Taiwan’s Defense Ministry has neither confirmed nor denied reports that the US warplanes could have skirted its flight information region (FIR), namely areas surrounding the island and its waters but not necessarily its territorial airspace.
The ministry only noted that it had been keeping tabs on all activities and flights within and close to its airspace and waters, and that Taiwan would never be the intended target of any military maneuvers by the US, the island’s unofficial ally, within the region.
It was the first time this year that US B-52s had shot over or even entered Taiwan’s FIR. The B-52s originated from the US territory of Guam, buzzed the East China Sea, and shot over Japan’s Okinawa on their return to base.
The Pentagon has previously indicated that overflights of strategic areas in international airspace across the Asia-Pacific region are part of “routine training” exercises by its Pacific Air Forces and that US aircraft in the region are on “continuous bomber presence missions.”
There are six B-52s based in the vital outpost of Guam, as well as a number of B-1 Lancer heavy bombers and B-2 Spirit Stealth Bombers, part of the redeployment of the US bomber fleet in 2018 under US Indo-Pacific Command’s strategic reorganization.
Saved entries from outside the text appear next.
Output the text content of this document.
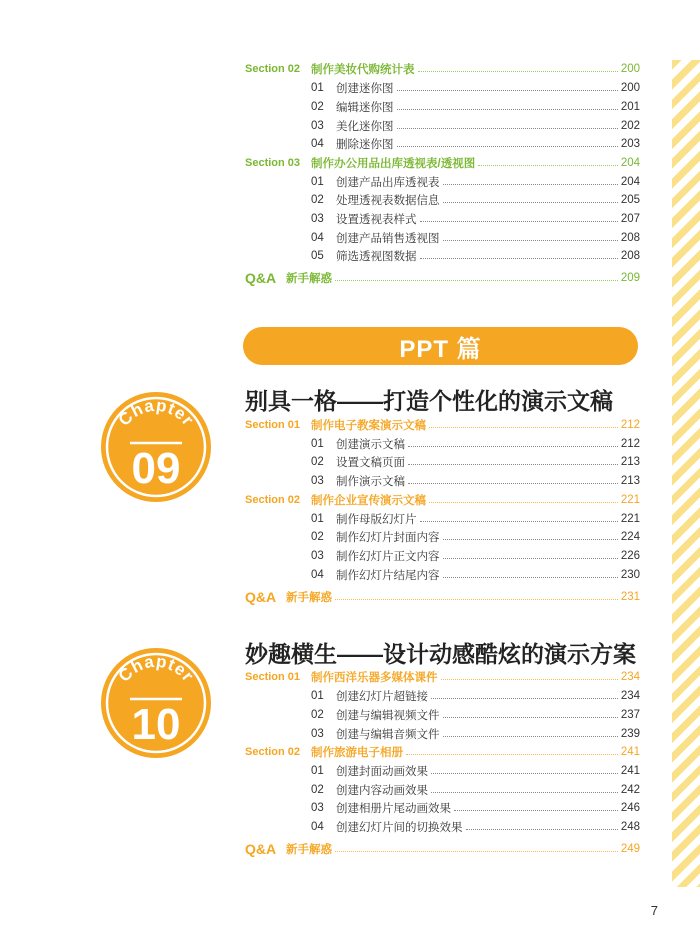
Section 02 制作美妆代购统计表	200
01	创建迷你图	200
02	编辑迷你图	201
03	美化迷你图	202
04	删除迷你图	203
Section 03 制作办公用品出库透视表/透视图	204
01	创建产品出库透视表	204
02	处理透视表数据信息	205
03	设置透视表样式	207
04	创建产品销售透视图	208
05	筛选透视图数据	208
Q&A 新手解惑	209
PPT 篇
Chapter
09
别具一格——打造个性化的演示文稿
Section 01 制作电子教案演示文稿	212
01	创建演示文稿	212
02	设置文稿页面	213
03	制作演示文稿	213
Section 02 制作企业宣传演示文稿	221
01	制作母版幻灯片	221
02	制作幻灯片封面内容	224
03	制作幻灯片正文内容	226
04	制作幻灯片结尾内容	230
Q&A 新手解惑	231
Chapter
10
妙趣横生——设计动感酷炫的演示方案
Section 01 制作西洋乐器多媒体课件	234
01	创建幻灯片超链接	234
02	创建与编辑视频文件	237
03	创建与编辑音频文件	239
Section 02 制作旅游电子相册	241
01	创建封面动画效果	241
02	创建内容动画效果	242
03	创建相册片尾动画效果	246
04	创建幻灯片间的切换效果	248
Q&A 新手解惑	249
7
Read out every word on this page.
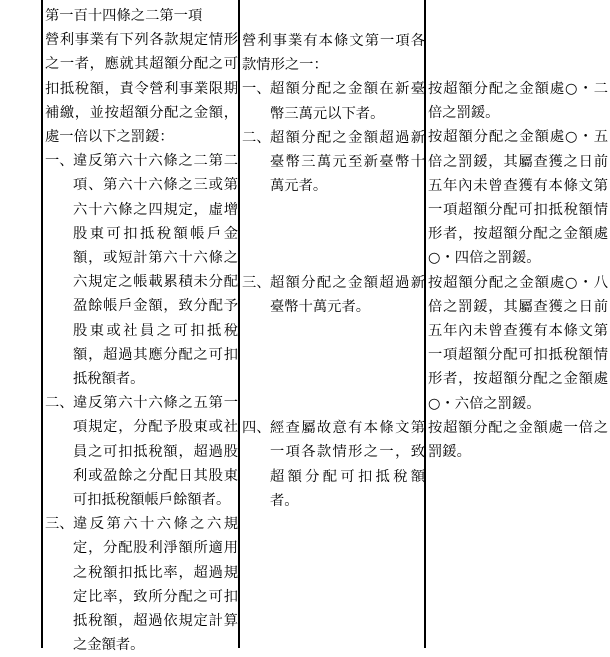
第一百十四條之二第一項
營利事業有下列各款規定情形
之一者，應就其超額分配之可
扣抵稅額，責令營利事業限期
補繳，並按超額分配之金額，
處一倍以下之罰鍰：
一、 違反第六十六條之二第二
項、第六十六條之三或第
六十六條之四規定，虛增
股東可扣抵稅額帳戶金
額，或短計第六十六條之
六規定之帳載累積未分配
盈餘帳戶金額，致分配予
股東或社員之可扣抵稅
額，超過其應分配之可扣
抵稅額者。
二、 違反第六十六條之五第一
項規定，分配予股東或社
員之可扣抵稅額，超過股
利或盈餘之分配日其股東
可扣抵稅額帳戶餘額者。
三、 違反第六十六條之六規
定，分配股利淨額所適用
之稅額扣抵比率，超過規
定比率，致所分配之可扣
抵稅額，超過依規定計算
之金額者。
營利事業有本條文第一項各
款情形之一：
一、 超額分配之金額在新臺
幣三萬元以下者。
二、 超額分配之金額超過新
臺幣三萬元至新臺幣十
萬元者。
三、 超額分配之金額超過新
臺幣十萬元者。
四、 經查屬故意有本條文第
一項各款情形之一，致
超額分配可扣抵稅額
者。
按超額分配之金額處○・二
倍之罰鍰。
按超額分配之金額處○・五
倍之罰鍰，其屬查獲之日前
五年內未曾查獲有本條文第
一項超額分配可扣抵稅額情
形者，按超額分配之金額處
○・四倍之罰鍰。
按超額分配之金額處○・八
倍之罰鍰，其屬查獲之日前
五年內未曾查獲有本條文第
一項超額分配可扣抵稅額情
形者，按超額分配之金額處
○・六倍之罰鍰。
按超額分配之金額處一倍之
罰鍰。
The heavier US bomber presence is apparently meant to reassure America’s official and unofficial allies in the region and to counterbalance the increased capabilities and reach of the People’s Liberation Army’s H-6K as well as other more advanced strategic bombers under development or under trial by the Chinese military.
The PLA has retrofitted the H-6 bomber, based on a Soviet fuselage, and flown the warplane in intensified circumnavigation missions targeting Taiwan since the second half of 2018. There have also been talks that the H-6K and the H-20, the PLA’s more advanced indigenous bomber, can pierce through the First and Second Island Chains to reach Guam if refueled en route.
The National Interest magazine this week published an article by defense editor David Axe titled “The Air Force wants to use B-52 bombers to protect Taiwan from invasion.”
The B-52H, the latest variant of the legendary bomber made by Boeing, has a range of more than 14,000 kilometers and can reach Taiwan in four hours from Guam while carrying cruise and nuclear missiles.
In April, in a possible intrusion of China’s air defense zone, two B-52s reportedly flew within 250km of Guangdong’s coastline in southern China. The bombers flew westward into the northern portion of the South China Sea and circled for about an hour above the Pratas Islands controlled by Taiwan, about 340km southeast of Hong Kong, before following another zigzag path back to Guam.